Caribbean firm to venture US$21M in telecoms sector
Internet capable cellular service proposed


Stabroek News
September 26, 2000


A cellular phone company has submitted a proposal to set up an internet capable service here, but this is predicated by the government's commitment to creating competition in the international calls market.

Cel Star Caribbean, a subsidiary of a German venture capital firm HL Global Ventures Ltd, is prepared to invest some US$21 million to set up a 900 mhz GSM cellular network, initially for local traffic. Director of Governmental Affairs for Cel Star Caribbean, Brian Wesley Kirton, said the company, while aware of the present constraints of the market place caused by the Guyana Telephone and Telegraph Company Ltd (GT&T), hoped the government could amicably resolve these constraints thus opening up competition in the lucrative international calls market. He said the proposed local cellular system would provide the platform for an international gateway using fibre optic cable or satellites to access Cel Star Caribbean's hub in Miami. International calls would ultimately be Cel Star's goal to viability, Kirton said.

Prime Minister Sam Hinds accepted the proposal for the government, saying there was nothing in the GT&T agreement with the government to stop it from granting a licence to Cel Star to provide local service. He appreciated that Cel Star was ultimately looking for an international gateway and said it was reasonable to expect that for the company to go ahead with this investment some commitment to a time frame on the international gateway would need to be made. As it was, the government was committed to opening up the whole telecommunications market within two years.

He said a typical consideration process for a licence would take around six months and Kirton said the company could be fully operational within 12 to 14 months of a licence being granted. GT&T currently holds a monopoly on long distance calls but had recently indicated a willingness to discuss opening up aspects of its monopoly arrangements.

The government is pushing for competition in the telecommunications sector as it realises its importance in delivering access to the technological frontiers of e-commerce and the internet.

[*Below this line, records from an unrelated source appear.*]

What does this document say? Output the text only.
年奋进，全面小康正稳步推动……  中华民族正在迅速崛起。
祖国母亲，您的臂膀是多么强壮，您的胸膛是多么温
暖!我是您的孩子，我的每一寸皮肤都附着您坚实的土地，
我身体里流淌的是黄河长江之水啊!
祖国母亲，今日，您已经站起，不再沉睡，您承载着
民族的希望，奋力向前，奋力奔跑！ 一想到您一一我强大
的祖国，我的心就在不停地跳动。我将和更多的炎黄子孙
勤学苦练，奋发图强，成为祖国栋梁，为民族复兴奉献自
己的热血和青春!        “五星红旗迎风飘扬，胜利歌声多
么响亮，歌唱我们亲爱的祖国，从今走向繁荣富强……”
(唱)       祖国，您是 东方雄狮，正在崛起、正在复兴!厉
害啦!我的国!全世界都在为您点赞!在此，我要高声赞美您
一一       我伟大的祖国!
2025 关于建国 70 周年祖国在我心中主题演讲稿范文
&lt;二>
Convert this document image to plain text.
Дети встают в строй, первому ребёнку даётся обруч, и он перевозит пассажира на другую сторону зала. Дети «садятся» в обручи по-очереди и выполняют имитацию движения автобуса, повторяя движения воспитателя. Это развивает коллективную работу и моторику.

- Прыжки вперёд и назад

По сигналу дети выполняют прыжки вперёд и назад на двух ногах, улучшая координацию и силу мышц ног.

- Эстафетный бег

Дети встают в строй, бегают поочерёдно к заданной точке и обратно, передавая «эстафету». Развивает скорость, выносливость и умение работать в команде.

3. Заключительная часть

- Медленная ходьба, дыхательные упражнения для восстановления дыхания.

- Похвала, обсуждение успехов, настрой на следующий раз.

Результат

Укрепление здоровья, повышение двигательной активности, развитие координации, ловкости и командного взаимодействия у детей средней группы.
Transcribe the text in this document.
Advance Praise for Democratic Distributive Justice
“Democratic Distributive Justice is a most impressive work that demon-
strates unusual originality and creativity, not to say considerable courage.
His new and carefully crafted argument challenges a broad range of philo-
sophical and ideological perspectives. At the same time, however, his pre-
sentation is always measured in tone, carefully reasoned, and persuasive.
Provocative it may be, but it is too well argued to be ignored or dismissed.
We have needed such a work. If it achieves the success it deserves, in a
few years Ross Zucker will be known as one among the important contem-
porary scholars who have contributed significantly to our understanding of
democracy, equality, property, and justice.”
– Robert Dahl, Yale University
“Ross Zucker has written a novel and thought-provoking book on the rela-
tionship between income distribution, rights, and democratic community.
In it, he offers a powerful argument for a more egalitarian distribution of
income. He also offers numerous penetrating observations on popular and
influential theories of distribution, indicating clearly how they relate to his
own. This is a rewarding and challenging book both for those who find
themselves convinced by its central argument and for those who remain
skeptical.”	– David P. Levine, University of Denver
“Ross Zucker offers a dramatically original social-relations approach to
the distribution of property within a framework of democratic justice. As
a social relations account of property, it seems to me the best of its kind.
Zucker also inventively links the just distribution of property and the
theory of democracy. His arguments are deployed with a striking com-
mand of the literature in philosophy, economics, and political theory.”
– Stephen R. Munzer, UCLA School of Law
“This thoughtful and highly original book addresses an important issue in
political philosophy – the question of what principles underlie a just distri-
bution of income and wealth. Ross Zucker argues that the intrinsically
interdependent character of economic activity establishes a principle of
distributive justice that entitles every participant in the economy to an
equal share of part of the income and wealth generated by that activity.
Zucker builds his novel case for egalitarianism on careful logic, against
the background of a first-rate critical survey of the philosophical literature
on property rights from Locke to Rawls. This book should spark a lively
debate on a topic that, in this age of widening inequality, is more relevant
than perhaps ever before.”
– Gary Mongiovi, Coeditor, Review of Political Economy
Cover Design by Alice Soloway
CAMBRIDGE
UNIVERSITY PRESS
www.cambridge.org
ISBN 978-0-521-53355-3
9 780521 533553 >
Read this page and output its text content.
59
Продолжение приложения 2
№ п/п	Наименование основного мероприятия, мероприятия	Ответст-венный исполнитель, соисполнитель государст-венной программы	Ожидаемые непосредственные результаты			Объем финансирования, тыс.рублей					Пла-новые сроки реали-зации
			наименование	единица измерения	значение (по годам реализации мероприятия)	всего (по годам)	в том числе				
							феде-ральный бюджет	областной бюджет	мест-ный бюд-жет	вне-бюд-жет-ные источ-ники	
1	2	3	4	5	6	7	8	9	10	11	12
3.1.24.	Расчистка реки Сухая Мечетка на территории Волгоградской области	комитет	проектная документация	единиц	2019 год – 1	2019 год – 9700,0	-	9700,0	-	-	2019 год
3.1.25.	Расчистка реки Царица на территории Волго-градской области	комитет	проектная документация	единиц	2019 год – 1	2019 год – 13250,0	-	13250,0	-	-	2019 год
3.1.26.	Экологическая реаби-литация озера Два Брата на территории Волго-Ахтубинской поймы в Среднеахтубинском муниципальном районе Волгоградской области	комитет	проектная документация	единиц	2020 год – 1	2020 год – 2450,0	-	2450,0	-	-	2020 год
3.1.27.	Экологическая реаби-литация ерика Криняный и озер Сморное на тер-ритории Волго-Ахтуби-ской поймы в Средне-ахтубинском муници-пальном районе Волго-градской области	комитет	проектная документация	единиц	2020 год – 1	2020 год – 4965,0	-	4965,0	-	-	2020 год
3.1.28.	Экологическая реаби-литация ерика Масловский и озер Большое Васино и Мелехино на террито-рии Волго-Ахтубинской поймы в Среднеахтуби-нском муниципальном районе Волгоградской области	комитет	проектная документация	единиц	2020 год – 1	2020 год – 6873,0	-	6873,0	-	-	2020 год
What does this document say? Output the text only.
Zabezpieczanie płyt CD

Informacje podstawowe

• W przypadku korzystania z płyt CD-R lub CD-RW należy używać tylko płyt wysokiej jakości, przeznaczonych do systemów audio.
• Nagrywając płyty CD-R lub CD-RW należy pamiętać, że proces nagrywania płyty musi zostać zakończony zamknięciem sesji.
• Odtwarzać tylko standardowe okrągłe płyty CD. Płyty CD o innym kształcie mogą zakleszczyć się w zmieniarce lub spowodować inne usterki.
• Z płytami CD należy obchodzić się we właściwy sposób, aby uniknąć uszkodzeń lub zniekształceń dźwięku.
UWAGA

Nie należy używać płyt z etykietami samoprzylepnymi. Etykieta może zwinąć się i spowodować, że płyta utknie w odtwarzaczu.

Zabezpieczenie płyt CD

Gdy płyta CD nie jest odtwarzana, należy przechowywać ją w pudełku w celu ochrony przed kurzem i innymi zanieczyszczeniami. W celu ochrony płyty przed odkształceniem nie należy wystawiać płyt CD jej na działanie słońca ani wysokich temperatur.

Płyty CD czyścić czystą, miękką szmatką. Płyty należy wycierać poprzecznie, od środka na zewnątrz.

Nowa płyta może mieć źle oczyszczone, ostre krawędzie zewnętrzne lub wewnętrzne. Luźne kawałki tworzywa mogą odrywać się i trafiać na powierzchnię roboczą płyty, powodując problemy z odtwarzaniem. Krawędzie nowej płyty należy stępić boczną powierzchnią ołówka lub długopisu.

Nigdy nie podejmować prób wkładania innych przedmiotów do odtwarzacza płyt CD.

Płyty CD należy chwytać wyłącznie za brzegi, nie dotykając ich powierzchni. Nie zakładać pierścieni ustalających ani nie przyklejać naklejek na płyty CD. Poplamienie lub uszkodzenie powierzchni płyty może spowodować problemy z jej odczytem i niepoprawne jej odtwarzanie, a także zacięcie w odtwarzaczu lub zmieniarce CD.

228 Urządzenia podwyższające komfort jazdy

Cel Star, in a press release, stated that the 900 mhz system which it was employing in the Bahamas and the Dominican Republic was designed to be upgraded for the future integration of high speed data services and would allow Guyana to take full advantage of the opportunities which modern technology presented in the area of wireless voice and data transmission, cellular telephony and e-commerce.

The company is proposing to provide internet services via the cellular network and wireless local loop. The release also noted the importance of GT&T providing efficient interconnectivity between its cellular and land line systems and Cel Star's proposed system. "Cel Star's financial projections take into account internationally defined prices for such interconnectivity," the release said.

Hinds also raised the issue of GT&T keeping its cellular and land line operations "at arms length" so as to allow fair competition in the cellular market. Some observers have noted that the increase GT&T was asking the Public Utilities Commission (PUC) for in land line service might be used to subsidize its cellular business, thus driving out competition. At present only one other company, Caribbean Telecommunications Ltd (CTL) operates a limited cellular service in Berbice.

Phase one of Cel Star's proposal envisages approximately 27 cell sites put into service upon launch, seven to nine months after a licence is awarded. Phase two, in 14 to 16 months would see an additional 35 cell sites.